La femme se regarda rapidement dans la glace lorsqu'elle s'engouffra dans sa chambre. Très vite, ses pas l'y avaient menée car l'appartement n'était pas très grand. Sa chambre elle-même n'avait pas non plus le luxe d'être bien large. D'une taille moyenne, ses quatre murs blanc cassé comptaient deux portes — l'une du salon, l'autre de la salle de bain. Son bureau, sur lequel son ordinateur portable blanc et une pile de livres étaient posés, n'était pas très grand et était muni d'un seul petit tiroir. Juste en face, un fauteuil taupe, à housse et à l'apparence neuve, était décoré par quelques petits coussins rouges dont un qui traînait par terre. Une lampe de plancher céruléenne illuminait la pièce d'une douce lumière. De l'autre côté de la chambre, un grand lit pour une personne, comptant deux oreillers et un au centre, tous les trois rayés de la couleur des cendres et de blanc. Le couvre-lit n'avait rien de particulier, d'un gris neutre rappelant la couleur taupe du fauteuil. Une grosse boîte noire posée sur le sol et branchée à la rallonge poussiéreuse traînant sur le sol, et juste à côté, une guitare reposant en équilibre sur le mur. Des rideaux d'un vert très sombre, qu'on aurait pu confondre avec la couleur de la nuit, encadraient une fenêtre pourvue de barreaux décoratifs et protecteurs. Rien de plus.

Lockser s'empara nonchalamment d'un vieux t-shirt blanc et d'une paire de jeans usée délaissés sur son bureau, et s'en habilla devant la glace murale. La femme se débarrassa de son soutien-gorge bleu nuit qui avait été touché par l'eau, et sa généreuse poitrine aux pointes froides disparut aussitôt sous le tissu ample en laine.
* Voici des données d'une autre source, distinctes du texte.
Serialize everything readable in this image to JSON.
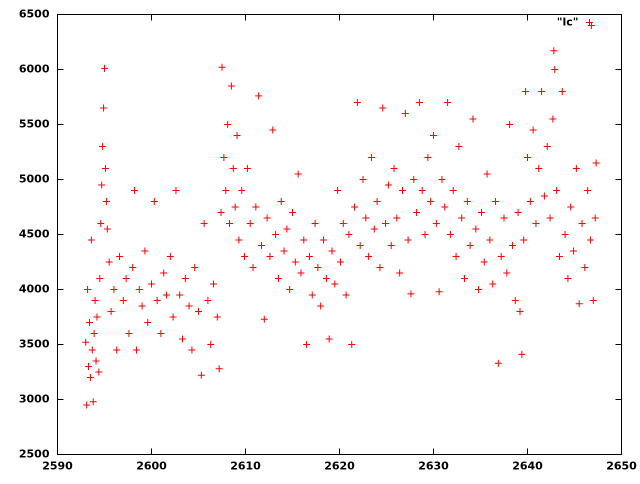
{
  "chart_data": {
    "type": "scatter",
    "xlim": [
      2590,
      2650
    ],
    "ylim": [
      2500,
      6500
    ],
    "xticks": [
      2590,
      2600,
      2610,
      2620,
      2630,
      2640,
      2650
    ],
    "yticks": [
      2500,
      3000,
      3500,
      4000,
      4500,
      5000,
      5500,
      6000,
      6500
    ],
    "legend": "top-right",
    "series": [
      {
        "name": "\"lc\"",
        "color": "#ff0000",
        "x": [
          2593.0,
          2593.1,
          2593.2,
          2593.3,
          2593.4,
          2593.5,
          2593.6,
          2593.7,
          2593.8,
          2593.9,
          2594.0,
          2594.1,
          2594.2,
          2594.4,
          2594.5,
          2594.6,
          2594.7,
          2594.8,
          2594.9,
          2595.0,
          2595.1,
          2595.2,
          2595.3,
          2595.5,
          2595.7,
          2596.0,
          2596.3,
          2596.6,
          2597.0,
          2597.3,
          2597.6,
          2598.0,
          2598.2,
          2598.4,
          2598.7,
          2599.0,
          2599.3,
          2599.6,
          2600.0,
          2600.3,
          2600.6,
          2601.0,
          2601.3,
          2601.6,
          2602.0,
          2602.3,
          2602.6,
          2603.0,
          2603.3,
          2603.6,
          2604.0,
          2604.3,
          2604.6,
          2605.0,
          2605.3,
          2605.6,
          2606.0,
          2606.3,
          2606.6,
          2607.0,
          2607.2,
          2607.4,
          2607.5,
          2607.7,
          2607.9,
          2608.1,
          2608.3,
          2608.5,
          2608.7,
          2608.9,
          2609.1,
          2609.3,
          2609.6,
          2609.9,
          2610.2,
          2610.5,
          2610.8,
          2611.1,
          2611.4,
          2611.7,
          2612.0,
          2612.3,
          2612.6,
          2612.9,
          2613.2,
          2613.5,
          2613.8,
          2614.1,
          2614.4,
          2614.7,
          2615.0,
          2615.3,
          2615.6,
          2615.9,
          2616.2,
          2616.5,
          2616.8,
          2617.1,
          2617.4,
          2617.7,
          2618.0,
          2618.3,
          2618.6,
          2618.9,
          2619.2,
          2619.5,
          2619.8,
          2620.1,
          2620.4,
          2620.7,
          2621.0,
          2621.3,
          2621.6,
          2621.9,
          2622.2,
          2622.5,
          2622.8,
          2623.1,
          2623.4,
          2623.7,
          2624.0,
          2624.3,
          2624.6,
          2624.9,
          2625.2,
          2625.5,
          2625.8,
          2626.1,
          2626.4,
          2626.7,
          2627.0,
          2627.3,
          2627.6,
          2627.9,
          2628.2,
          2628.5,
          2628.8,
          2629.1,
          2629.4,
          2629.7,
          2630.0,
          2630.3,
          2630.6,
          2630.9,
          2631.2,
          2631.5,
          2631.8,
          2632.1,
          2632.4,
          2632.7,
          2633.0,
          2633.3,
          2633.6,
          2633.9,
          2634.2,
          2634.5,
          2634.8,
          2635.1,
          2635.4,
          2635.7,
          2636.0,
          2636.3,
          2636.6,
          2636.9,
          2637.2,
          2637.5,
          2637.8,
          2638.1,
          2638.4,
          2638.7,
          2639.0,
          2639.2,
          2639.4,
          2639.6,
          2639.8,
          2640.0,
          2640.3,
          2640.6,
          2640.9,
          2641.2,
          2641.5,
          2641.8,
          2642.1,
          2642.4,
          2642.7,
          2642.8,
          2642.9,
          2643.1,
          2643.4,
          2643.7,
          2644.0,
          2644.3,
          2644.6,
          2644.9,
          2645.2,
          2645.5,
          2645.8,
          2646.1,
          2646.4,
          2646.7,
          2646.8,
          2647.0,
          2647.2,
          2647.3
        ],
        "values": [
          3520,
          2950,
          4000,
          3300,
          3700,
          3200,
          4450,
          3450,
          2980,
          3600,
          3900,
          3350,
          3750,
          3250,
          4100,
          4600,
          4950,
          5300,
          5650,
          6010,
          5100,
          4800,
          4550,
          4250,
          3800,
          4000,
          3450,
          4300,
          3900,
          4100,
          3600,
          4200,
          4900,
          3450,
          4000,
          3850,
          4350,
          3700,
          4050,
          4800,
          3900,
          3600,
          4150,
          3950,
          4300,
          3750,
          4900,
          3950,
          3550,
          4100,
          3850,
          3450,
          4200,
          3800,
          3220,
          4600,
          3900,
          3500,
          4050,
          3750,
          3280,
          4700,
          6020,
          5200,
          4900,
          5500,
          4600,
          5850,
          5100,
          4750,
          5400,
          4450,
          4900,
          4300,
          5100,
          4600,
          4200,
          4750,
          5760,
          4400,
          3730,
          4650,
          4300,
          5450,
          4500,
          4100,
          4800,
          4350,
          4550,
          4000,
          4700,
          4250,
          5050,
          4150,
          4450,
          3500,
          4300,
          3950,
          4600,
          4200,
          3850,
          4450,
          4100,
          3550,
          4350,
          4050,
          4900,
          4250,
          4600,
          3950,
          4500,
          3500,
          4750,
          5700,
          4400,
          5000,
          4650,
          4300,
          5200,
          4550,
          4800,
          4200,
          5650,
          4600,
          4950,
          4400,
          5100,
          4650,
          4150,
          4900,
          5600,
          4450,
          3960,
          5000,
          4700,
          5700,
          4900,
          4500,
          5200,
          4800,
          5400,
          4600,
          3980,
          5000,
          4750,
          5700,
          4500,
          4900,
          4300,
          5300,
          4650,
          4100,
          4800,
          4400,
          5550,
          4550,
          4000,
          4700,
          4250,
          5050,
          4450,
          4050,
          4800,
          3330,
          4300,
          4650,
          4150,
          5500,
          4400,
          3900,
          4700,
          3800,
          3410,
          4450,
          5800,
          5200,
          4800,
          5450,
          4600,
          5100,
          5800,
          4850,
          5300,
          4650,
          5550,
          6170,
          6000,
          4900,
          4300,
          5800,
          4500,
          4100,
          4750,
          4350,
          5100,
          3870,
          4600,
          4200,
          4900,
          4450,
          6400,
          3900,
          4650,
          5150
        ]
      }
    ]
  }
}
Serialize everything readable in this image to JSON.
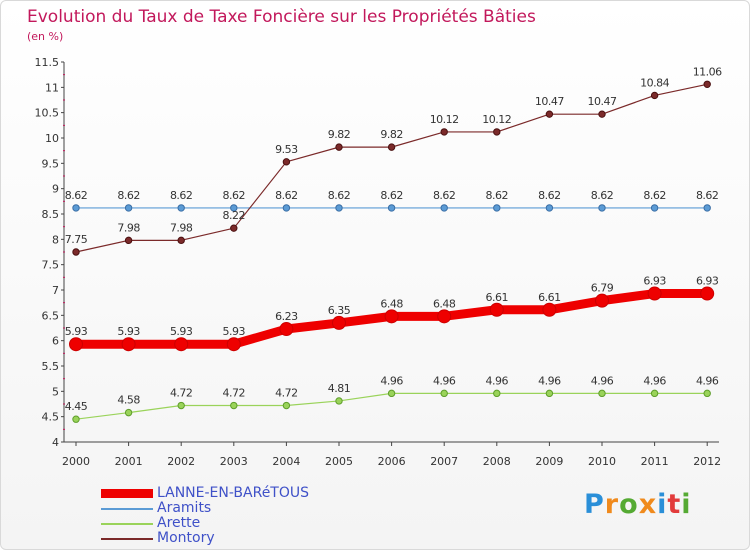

Sa culotte de la même couleur, bordée de dentelle, fut camouflée par le pantalon déchiré à quelques endroits ; au niveau des genoux, et sur le côté de la cuisse gauche, dévoilant à moitié le tatouage singulier de la queue d'une sirène dont le restant du corps était dissimulé, enfoui sous le jeans.

La propriétaire des formes cachées jeta un coup d'œil à l'heure. Il lui restait encore une cinquantaine de minutes avant de se mettre à bosser. Nocturne, le travail de la brune ne demandait aucun déplacement et elle pouvait s'autoriser encore un moment pour faire ce qu'elle voulait. S'étant couchée tard comme à son habitude, elle avait dormi jusqu'à quinze heures de l'après-midi et n'avait avalé qu'un maigre petit déjeuner. Son ventre criait famine. Elle se demanda si Gajeel était assez chaud pour regarder quelque chose ensemble en dînant.

Juvia aimait les soirées passées à regarder des films en noir et blanc avec Gajeel, ou à chambrer certaines histoires ridicules et à l'écouter lui parler de rock et de guitares. Elle en avait elle-même une, achetée avec toutes ses économies après avoir demandé à Gajeel de lui enseigner cet art. Certes, elle ne jouerait jamais aussi bien que lui, mais la brune se débrouillait assez pour jouer ce qu'elle aimait, et continuer ainsi à progresser.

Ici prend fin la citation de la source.